Книги давно были цифровыми, виртуальными, на электронной бумаге, все немногие новоизданные бумажные стали дорогущими, продавались в подарочных магазинах в Новинском пассаже. Но старый генерал требовал прежних – их ветхие остатки распродавались в букинистических лавках.
– Иван Солоневич, "Россия в концлагере", – нетерпелив генерал. – Ты раздобыл или нет? И ещё у него одно сочинение было: "Диктатура импотентов".
– Да, я как раз сегодня с утра заходил.
– И как там по городу? Уже ориентируешься? – он ласково улыбнулся.
Из платяного шкафа я извлёк ранец. Две ребристые клавиши замка, нажатые, выскользнули из-под металлических скобочек. Откинулся, треща разъединяемой липучкой, капюшон крышки. Старый рюкзак напоминал потерявший форму желудок последней стадии ожирения. Древние букинистические издания, изодранные, с подклеенными корешками, производили впечатление полупереваренной пищи. И посреди этой интеллектуальной похлёбки, в складке между тканевыми перегородками, затерялся прежний коричнево-красный паспорт, который превращал меня в подобие человека, а не отчипованную единицу стада – как и Краснов, я ненавидел нынешний штрих-код в прозрачном кармашке, позволявший при необходимости сканировать горожан в потоке.
"Россия в концлагере" находилась в потайном отделении.
– Сколько я тебе должен, Трофим? – невзначай спросил Краснов, когда я предъявил книгу.
Он был многоопытным тактиком. Я принялся теребить рукав, который никак не желал обнажать запястье с часами. Потом переложил паспорт во внутренний карман жилетки.

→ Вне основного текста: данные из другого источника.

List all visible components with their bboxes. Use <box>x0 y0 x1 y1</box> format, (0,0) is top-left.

Долго на ощупь ловил петелькой пуговицу.
– Тридцать пять оккупационных марок.
Он протянул пятьдесят.
Ну ладно, Трофим, не подкуп, в конце концов! Издание действительно малотиражное, дорогое. Родившись в начале двухтысячных, я застал осенний излёт непродолжительного периода бесцензурья, когда ни с того ни с сего, словно предчувствуя похолодание, зачинали печатание всего подряд: от Баркова до Борхеса и от теософских трактатов до конспирологических детективов Трофима Роцкого (тёзка!). Разумеется, в полумиллионном Буюк-Ипак-Йули, где мы сперва проживали с родителями, можно было достать (в одной из двух книжных лавок) одни лишь "Коаны" – сборник стихотворных и прозаических изречений Президента Республики; а в уездном русском городе, куда позже перебрались, книготорговые сети проявляли странную избирательность в отношении к… – отвлекаюсь.
Часы показывали 4½ дня. Оконце календаря остановилось на 15 мая. Среда. Как и в 1935 году, вспомнил я, надо же, совпадение: день недели, приходившийся на дату пуска метрополитена. Я когда-то специально промотал календы почти на век назад – не мог же Лазарь Каганович открыть метро, названное в его честь, в заурядный Передельник или в пьянчугу-Развратницу? Нет, этапное событие должно иметь отблеск мистичности: Воскресенье или Шабат (начать работу, когда работать нельзя: парадокс вполне по-большевистски). Так ведь нет: среда.
Шибанов, с увлечением читавший замасленного Умберто Эко (ни с чем не спутаю оформление обложек издательства "Симпозиум"), крикнул на прощание:
– Розенкранц был розенкрейцером – это уж ясней некуда!
Благополучно выбравшись из большого дома в 1-м Сыромятническом, я двинулся пешком к Чистым Прудам, где было условлено встретиться.